Purification using SK-10 columns filled with Sephadex® G-100 media provided greatly enhanced separation and improved RCP (> 99%) of the isolated ⁸⁹ZrDFO-PEG₃-azepin-trasutzumab when compared with PD-10 columns. This is expected since the Sephadex G-25 media used in PD-10 columns is primarily intended for desalting and is sub-optimal for separating large proteins from small-molecule components.

Finally, automated radiosynthesis of ⁸⁹Zr-mAbs on ALISI improved the reproducibility of the chemistry by standardizing the reaction geometry and conditions, and by decreasing the potential for user-related, irreproducible errors. Collectively, the successful synthesis and isolation of ⁸⁹ZrDFO-PEG₃-azepin-trastuzumab using our automated radiosynthesizer suggest that ALISI is potentially useful for preparing individual patient doses or small batches of ⁸⁹Zr-mAbs (and other radiolabeled proteins) on demand. With further development, we anticipate that the system can be adapted for use with other radionuclides and photoactivatable chelates to access radiopharmaceuticals for applications in radioimmunotherapy.
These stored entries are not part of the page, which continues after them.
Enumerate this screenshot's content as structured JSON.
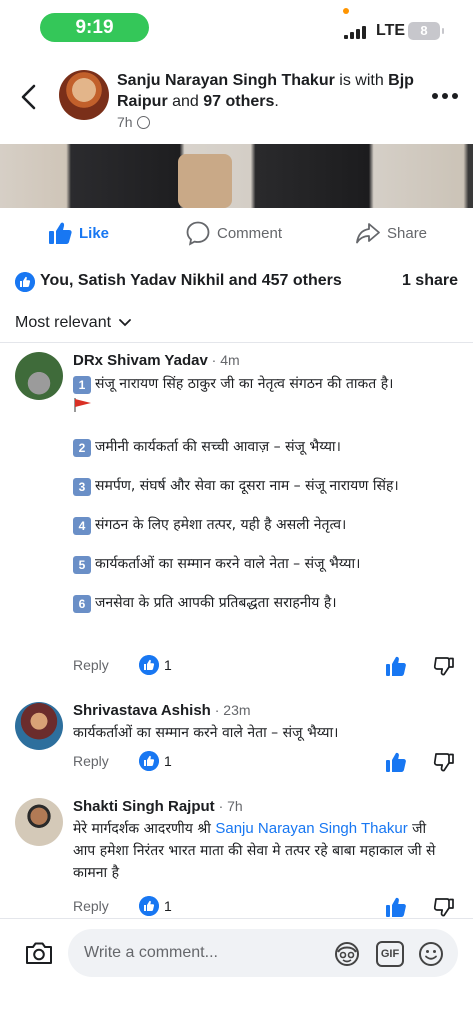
{
  "status_bar": {
    "time": "9:19",
    "network": "LTE",
    "battery": "8"
  },
  "post": {
    "author": "Sanju Narayan Singh Thakur",
    "with_text": " is with ",
    "tagged": "Bjp Raipur",
    "and_text": " and ",
    "others": "97 others",
    "period": ".",
    "time": "7h",
    "privacy_icon": "globe-icon"
  },
  "actions": {
    "like": "Like",
    "comment": "Comment",
    "share": "Share"
  },
  "reactions": {
    "summary": "You, Satish Yadav Nikhil and 457 others",
    "shares": "1 share"
  },
  "sort": {
    "label": "Most relevant"
  },
  "comments": [
    {
      "name": "DRx Shivam Yadav",
      "time": " · 4m",
      "lines": [
        {
          "num": "1",
          "text": "संजू नारायण सिंह ठाकुर जी का नेतृत्व संगठन की ताकत है।"
        },
        {
          "num": "2",
          "text": "जमीनी कार्यकर्ता की सच्ची आवाज़ – संजू भैय्या।"
        },
        {
          "num": "3",
          "text": "समर्पण, संघर्ष और सेवा का दूसरा नाम – संजू नारायण सिंह।"
        },
        {
          "num": "4",
          "text": "संगठन के लिए हमेशा तत्पर, यही है असली नेतृत्व।"
        },
        {
          "num": "5",
          "text": "कार्यकर्ताओं का सम्मान करने वाले नेता – संजू भैय्या।"
        },
        {
          "num": "6",
          "text": "जनसेवा के प्रति आपकी प्रतिबद्धता सराहनीय है।"
        }
      ],
      "reply": "Reply",
      "reaction_count": "1"
    },
    {
      "name": "Shrivastava Ashish",
      "time": " · 23m",
      "text": "कार्यकर्ताओं का सम्मान करने वाले नेता – संजू भैय्या।",
      "reply": "Reply",
      "reaction_count": "1"
    },
    {
      "name": "Shakti Singh Rajput",
      "time": " · 7h",
      "text_before": "मेरे मार्गदर्शक आदरणीय श्री ",
      "mention": "Sanju Narayan Singh Thakur",
      "text_after": " जी आप हमेशा निरंतर भारत माता की सेवा मे तत्पर रहे बाबा महाकाल जी से कामना है",
      "reply": "Reply",
      "reaction_count": "1"
    }
  ],
  "composer": {
    "placeholder": "Write a comment...",
    "gif": "GIF"
  },
  "colors": {
    "accent": "#1877f2",
    "status_green": "#34c759",
    "secondary_text": "#65676b"
  }
}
We developed a radiosynthesizer unit that performs the fully automated light-induced synthesis of ⁸⁹Zr-mAbs for immunoPET. The ALISI system can produce ⁸⁹Zr-mAbs in < 25 min in high radiochemical purity (RCP > 99%) starting from stock solutions of ⁸⁹Zr-oxalate, a photoactivatable DFO-PEG₃-ArN₃ chelate, and a protein of interest. Features of the automated protocol include neutralization of the oxalic acid, buffer exchange and pH correction, quantitative formation of the photoactivatable ⁸⁹ZrDFO-PEG₃-ArN₃ complex, rapid (< 90s) light-induced protein-ligation, in-line purification using novel SK-10 size-exclusion chromatography columns, and finally sterile filtration and product formulation in a biocompatible medium. After loading the reagent reservoirs, all steps are performed at the touch of a single button. The system is also high flexible, producing purified ⁸⁹Zr-mAbs via conventional labeling of a pre-functionalized DFO-mAb conjugate. With further development, we anticipate that ALISI could facilitate on-demand access to individual patient doses of ⁸⁹Zr-mAbs in Nuclear Medicine facilities that rely on automated devices for radiotracer production.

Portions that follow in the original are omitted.